Aanvullend beeldvormend onderzoek kan bestaan uit de onderstaande onderzoeken en is in principe alleen aangewezen indien er sprake is van de dieper gelegen subcutane variant:
  • CT of MRI locoregionaal: op indicatie ter beoordeling van botaantasting of lokale invasie
  • CT thorax/abdomen: ter uitsluiting afstandsmetastasen.

Therapie
Afhankelijk van de grootte, lokalisatie en het stadium van het cutaan of subcutaan leiomyosarcoom zal (al dan niet na bespreking in het MDO Sarcomen) een voorstel gedaan worden voor behandeling.

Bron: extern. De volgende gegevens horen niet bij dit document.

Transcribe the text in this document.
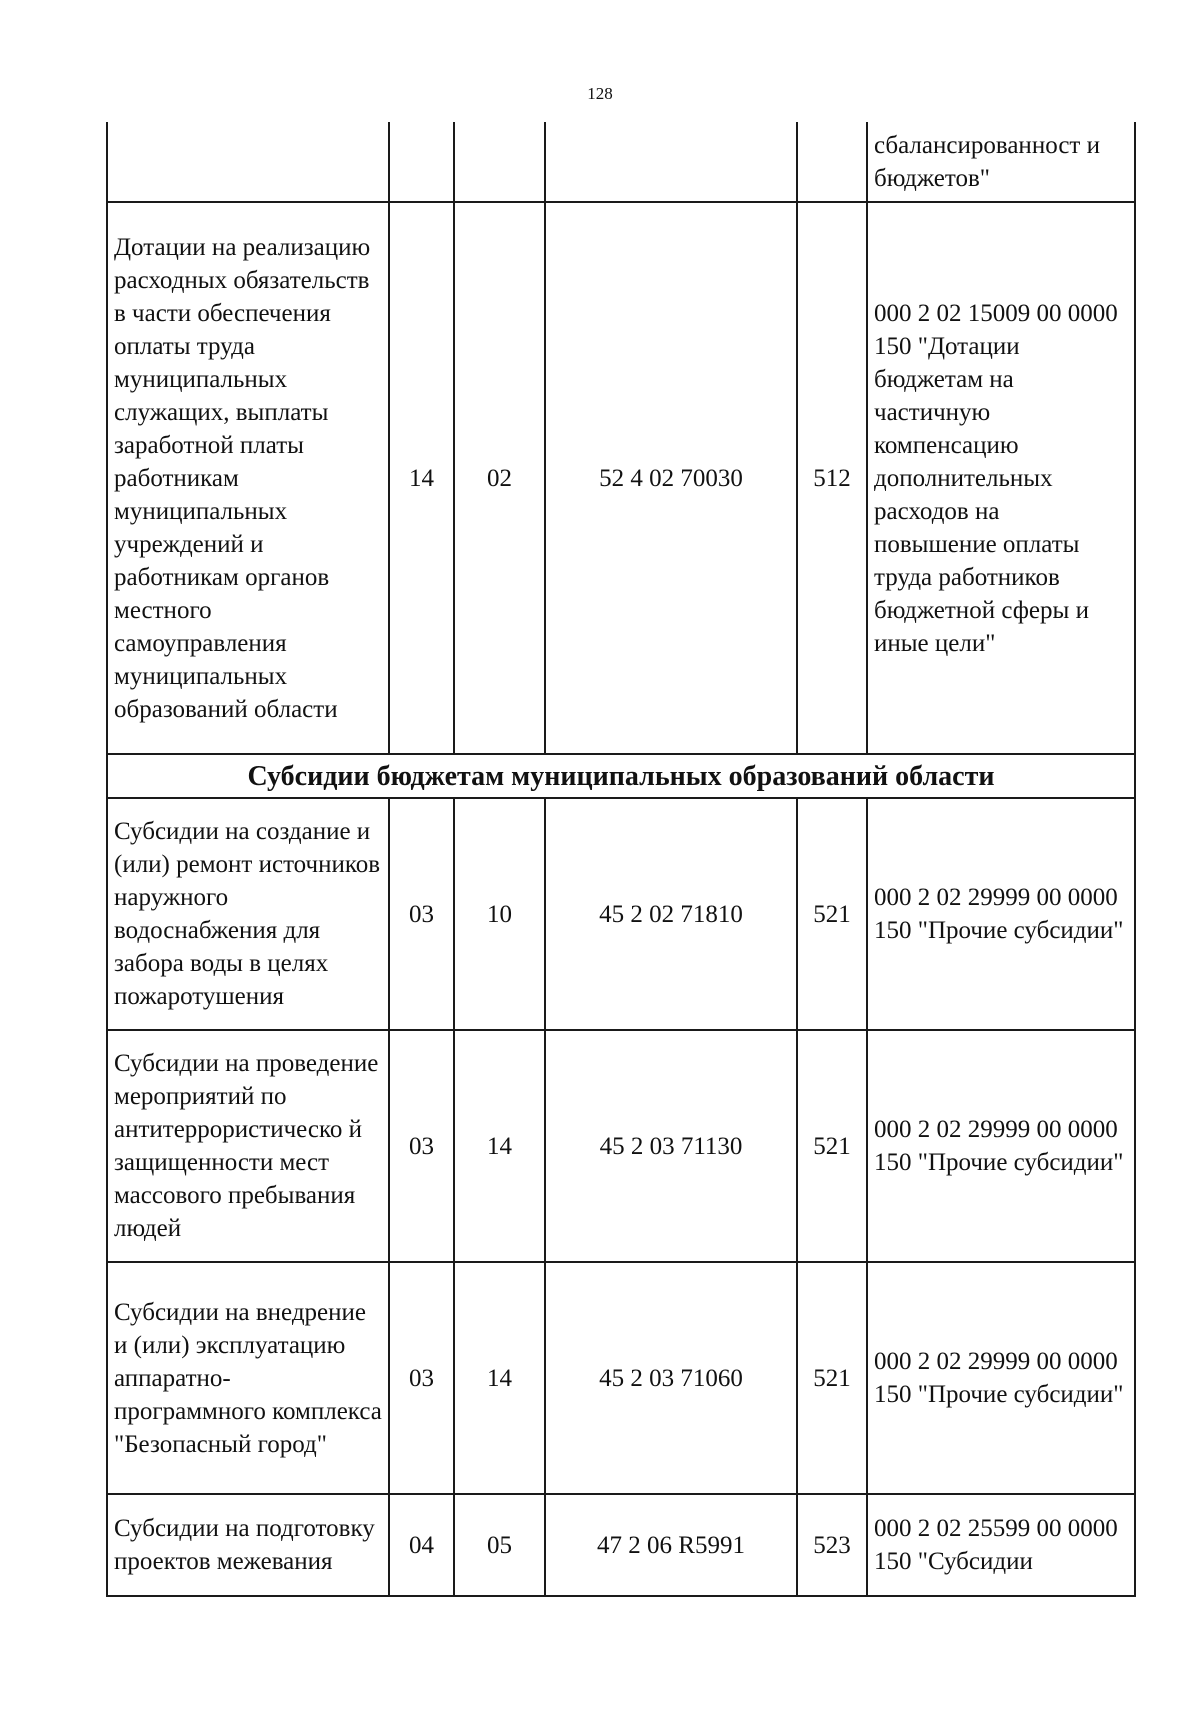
128
					сбалансированност и бюджетов"
Дотации на реализацию расходных обязательств в части обеспечения оплаты труда муниципальных служащих, выплаты заработной платы работникам муниципальных учреждений и работникам органов местного самоуправления муниципальных образований области	14	02	52 4 02 70030	512	000 2 02 15009 00 0000 150 "Дотации бюджетам на частичную компенсацию дополнительных расходов на повышение оплаты труда работников бюджетной сферы и иные цели"
Субсидии бюджетам муниципальных образований области					
Субсидии на создание и (или) ремонт источников наружного водоснабжения для забора воды в целях пожаротушения	03	10	45 2 02 71810	521	000 2 02 29999 00 0000 150 "Прочие субсидии"
Субсидии на проведение мероприятий по антитеррористическо й защищенности мест массового пребывания людей	03	14	45 2 03 71130	521	000 2 02 29999 00 0000 150 "Прочие субсидии"
Субсидии на внедрение и (или) эксплуатацию аппаратно-программного комплекса "Безопасный город"	03	14	45 2 03 71060	521	000 2 02 29999 00 0000 150 "Прочие субсидии"
Субсидии на подготовку проектов межевания	04	05	47 2 06 R5991	523	000 2 02 25599 00 0000 150 "Субсидии
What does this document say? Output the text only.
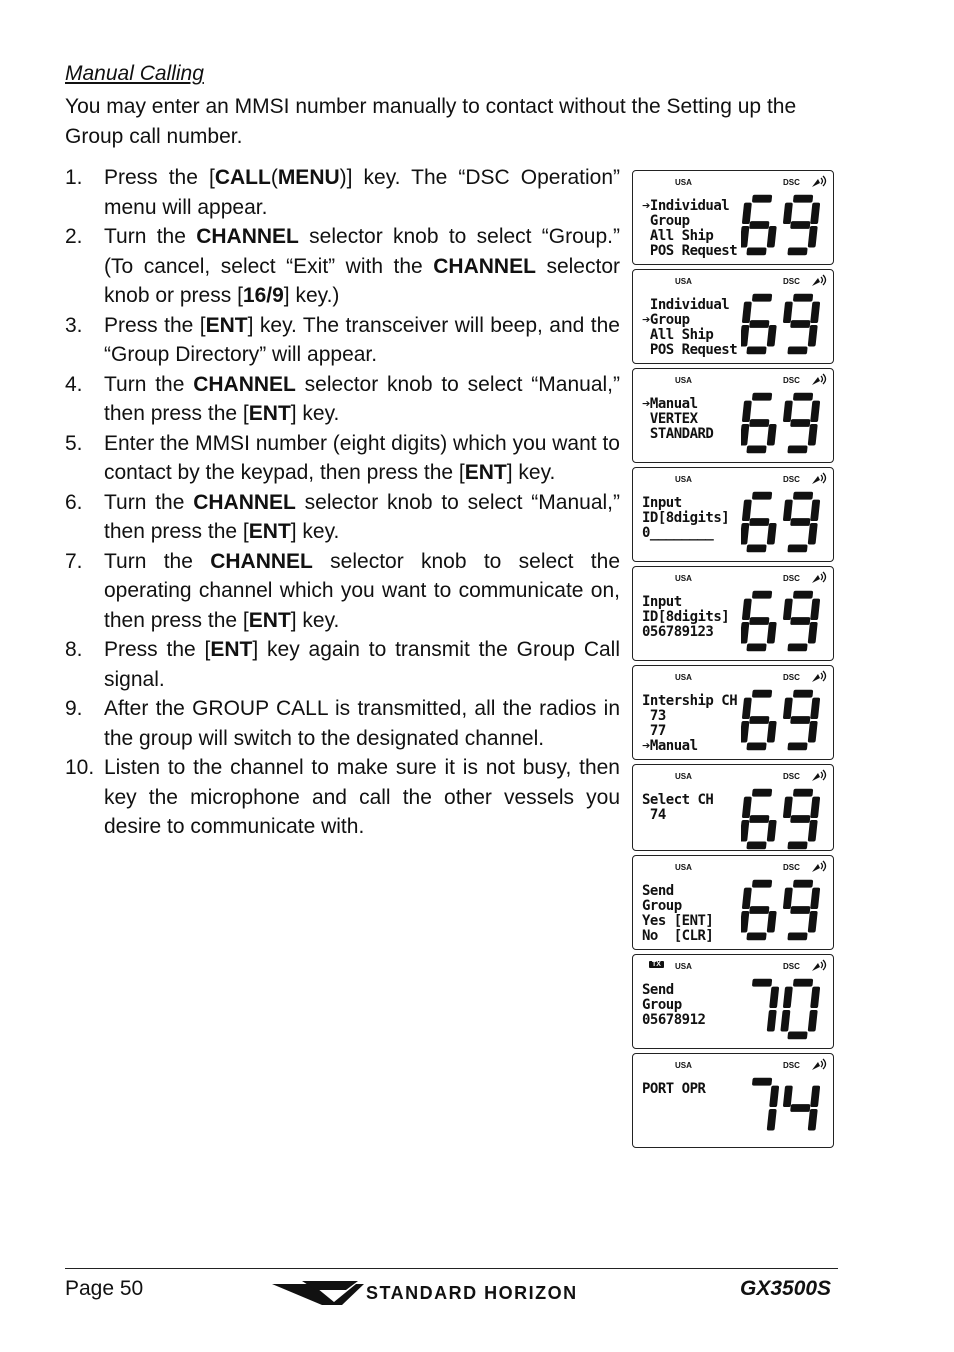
Manual Calling
You may enter an MMSI number manually to contact without the Setting up the Group call number.
1. Press the [CALL(MENU)] key. The “DSC Operation” menu will appear.
2. Turn the CHANNEL selector knob to select “Group.” (To cancel, select “Exit” with the CHANNEL selector knob or press [16/9] key.)
3. Press the [ENT] key. The transceiver will beep, and the “Group Directory” will appear.
4. Turn the CHANNEL selector knob to select “Manual,” then press the [ENT] key.
5. Enter the MMSI number (eight digits) which you want to contact by the keypad, then press the [ENT] key.
6. Turn the CHANNEL selector knob to select “Manual,” then press the [ENT] key.
7. Turn the CHANNEL selector knob to select the operating channel which you want to communicate on, then press the [ENT] key.
8. Press the [ENT] key again to transmit the Group Call signal.
9. After the GROUP CALL is transmitted, all the radios in the group will switch to the designated channel.
10. Listen to the channel to make sure it is not busy, then key the microphone and call the other vessels you desire to communicate with.
USA	DSC
➔Individual
Group
All Ship
POS Request
USA	DSC
Individual
➔Group
All Ship
POS Request
USA	DSC
➔Manual
VERTEX
STANDARD
USA	DSC
Input
ID[8digits]
0________
USA	DSC
Input
ID[8digits]
056789123
USA	DSC
Intership CH
73
77
➔Manual
USA	DSC
Select CH
74
USA	DSC
Send
Group
Yes [ENT]
No  [CLR]
TX	USA	DSC
Send
Group
05678912
USA	DSC
PORT OPR
Page 50	STANDARD HORIZON	GX3500S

De behandeling is erop gericht de tumor volledig te verwijderen (R0) d.m.v. conventionele excisie of micrografisch gecontroleerde chirurgie.  Bij het niet radicaal kunnen krijgen van de operatie kan postoperatieve radiotherapie overwogen worden. Bij inoperabele tumoren radiotherapie en bij gemetastaseerde ziekte kan systemische therapie overwogen worden.

Follow-up
De follow-up is afhankelijk van de stagering en zal bij de subcutane variant intensiever zijn dan bij de cutane variant. Bij een cutaan leiomyosarcoom volgen wij het laag-risico PCC schema en bij het subcutaan leiomyosarcoom het hoog-risico schema. Bij de subcutane variant kan CT Thorax/abdomen overwogen worden als onderdeel van de follow-up.